Une exposition sur les rapports complexes entre « juifs et musulmans, de la France coloniale à nos jours »

Par Epoch Times avec AFP
3 avril 2022 06:00 Mis à jour: 4 avril 2022 11:39

« Juifs et musulmans, de la France coloniale à nos jours » : une exposition à Paris apporte un regard historique et nuancé sur un siècle et demi de relations complexes et sensibles entre deux communautés, avec pour objectif de « conserver des passerelles ».

Cela n’a « jamais été montré ». « C’est la première fois qu’on tente cette aventure intellectuelle difficile, celle de l’histoire des rapports entre juifs et musulmans », qui a « une très grande longévité », affirme à l’AFP l’historien Benjamin Stora, commissaire général.

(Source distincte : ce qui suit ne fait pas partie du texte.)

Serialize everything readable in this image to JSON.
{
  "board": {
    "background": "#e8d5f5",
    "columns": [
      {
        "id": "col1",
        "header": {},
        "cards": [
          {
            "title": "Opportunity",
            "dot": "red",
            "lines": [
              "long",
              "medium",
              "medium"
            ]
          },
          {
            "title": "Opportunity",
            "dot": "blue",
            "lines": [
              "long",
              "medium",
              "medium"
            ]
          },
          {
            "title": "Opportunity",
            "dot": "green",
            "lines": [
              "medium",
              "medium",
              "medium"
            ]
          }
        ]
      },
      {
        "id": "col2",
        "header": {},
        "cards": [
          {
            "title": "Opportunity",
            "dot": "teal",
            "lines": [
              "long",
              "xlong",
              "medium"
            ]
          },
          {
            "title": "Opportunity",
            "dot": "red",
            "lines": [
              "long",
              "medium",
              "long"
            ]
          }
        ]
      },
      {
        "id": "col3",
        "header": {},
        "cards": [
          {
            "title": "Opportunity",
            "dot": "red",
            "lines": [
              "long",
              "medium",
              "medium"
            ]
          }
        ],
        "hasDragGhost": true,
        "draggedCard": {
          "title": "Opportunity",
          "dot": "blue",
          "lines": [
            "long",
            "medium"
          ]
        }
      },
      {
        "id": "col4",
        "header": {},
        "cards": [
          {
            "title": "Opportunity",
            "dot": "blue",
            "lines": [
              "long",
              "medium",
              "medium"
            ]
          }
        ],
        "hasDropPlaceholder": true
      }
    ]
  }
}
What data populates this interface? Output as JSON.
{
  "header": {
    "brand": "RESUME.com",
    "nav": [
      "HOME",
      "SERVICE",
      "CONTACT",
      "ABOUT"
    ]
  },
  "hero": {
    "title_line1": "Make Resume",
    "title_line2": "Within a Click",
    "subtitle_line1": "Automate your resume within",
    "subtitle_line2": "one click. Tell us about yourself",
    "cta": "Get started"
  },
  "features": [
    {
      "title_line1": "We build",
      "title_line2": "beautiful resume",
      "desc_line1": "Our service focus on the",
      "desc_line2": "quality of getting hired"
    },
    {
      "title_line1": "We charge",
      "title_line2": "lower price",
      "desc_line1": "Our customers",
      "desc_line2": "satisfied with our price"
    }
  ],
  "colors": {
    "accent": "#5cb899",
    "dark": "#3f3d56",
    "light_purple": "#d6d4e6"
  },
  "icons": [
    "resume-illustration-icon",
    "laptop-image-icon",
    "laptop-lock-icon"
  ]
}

Avec pour sous-titre « plus d’histoire, moins de clichés », cette exposition, qui ouvre mardi 29 mars et se tient jusqu’au 17 juillet au Musée de l’histoire de l’immigration, « met l’accent pas simplement sur les affrontements (…) mais sur les possibilités de transmission d’une mémoire commune, sans naïveté », souligne-t-il. Avec pour objectif « d’essayer de dresser et conserver des passerelles ». 

Ce projet, en outre, « prolonge » l’exposition « Juifs d’Orient, une histoire plurimillénaire » qui vient de se terminer à l’Institut du monde arabe (IMA), avec « une dimension complémentaire » liée à « l’histoire politique, culturelle, sociale de la France », ajoute Mathias Dreyfuss, historien, commissaire exécutif.

Trois grandes périodes de la colonisation

Proposant des tirages photos, affiches, archives vidéo de l’Institut national de l’audiovisuel (INA), extraits de films, quelques tableaux de peinture, le parcours mène le visiteur à travers trois grandes périodes.

D’abord, de 1830 à 1914, avec l’arrivée de la France en Algérie (1830), puis en Tunisie (1881) et au Maroc (1912). Puis la période de l’entre-deux-guerres, le régime de Vichy, la guerre d’Algérie et la décolonisation au Maroc et Tunisie. Et enfin, des années 1967 à nos jours, mais cette fois sur le territoire de la France métropolitaine, avec l’installation de grandes communautés juives et musulmanes qui sont aujourd’hui, en nombre, les deux plus importantes d’Europe.

Le décret Crémieux de 1870

Le visiteur rencontre des preuves de « séparation » ou « d’affrontements », selon les termes de M. Stora : ainsi du décret Crémieux pris par l’Etat français en 1870 – une copie officielle est exposée – qui octroie collectivement la citoyenneté française aux 35.000 juifs d’Algérie, mais pas aux 3 millions de musulmans. Ces derniers restent avec le statut d’« indigène » aux droits civiques et juridiques limités, provoquant chez eux un sentiment d’injustice.

Cela aura des répercussions jusqu’en 1962, avec l’indépendance : les juifs arrivés en métropole seront des rapatriés puisque citoyens français, alors que les musulmans migrants deviennent des immigrés.

Autre « grand traumatisme », selon M. Stora : les émeutes de Constantine en 1934, qui se soldent par 28 morts (25 juifs, 3 musulmans).

Le conflit israélo-palestinien

On voit aussi combien, à partir de 1967 et la Guerre des Six jours, le conflit israélo-palestinien devient « ce qui cristallise les relations entre juifs et musulmans en France », explique M. Dreyfuss, et ce jusqu’à aujourd’hui.

Mais l’exposition montre aussi les interactions entre juifs et musulmans sur la scène musicale et dans le domaine de la peinture à certaines époques (principalement dans l’entre-deux-guerres), ou encore le soutien (minoritaire) de familles juives engagées du côté algérien durant la guerre d’indépendance.

Le quartier oriental de Belleville

Elle plonge le visiteur dans l’ambiance orientale du quartier de Belleville à Paris dans les années 1970, qui inspira des réalisateurs de cinéma. Elle l’interroge sur le racisme anti-musulman et l’antisémitisme contemporain depuis la seconde Intifada. Et le laisse avec ces portraits d’adolescents – musulmans, juifs, chrétiens, athées – d’un même collège de Sarcelles (Val d’Oise), réalisés en 2021 par la vidéaste Valérie Mréjen.

Les prêts d’œuvres et objets émanent principalement d’institutions nationales (archives nationales, prêts du musée du Quai Branly, du Musée d’art et d’histoire du judaïsme, Centre Pompidou, Musée de l’immigration, images de l’INA). A la différence de « Juifs d’Orient », qui avait bénéficié de prêts d’institutions israéliennes, suscitant une polémique.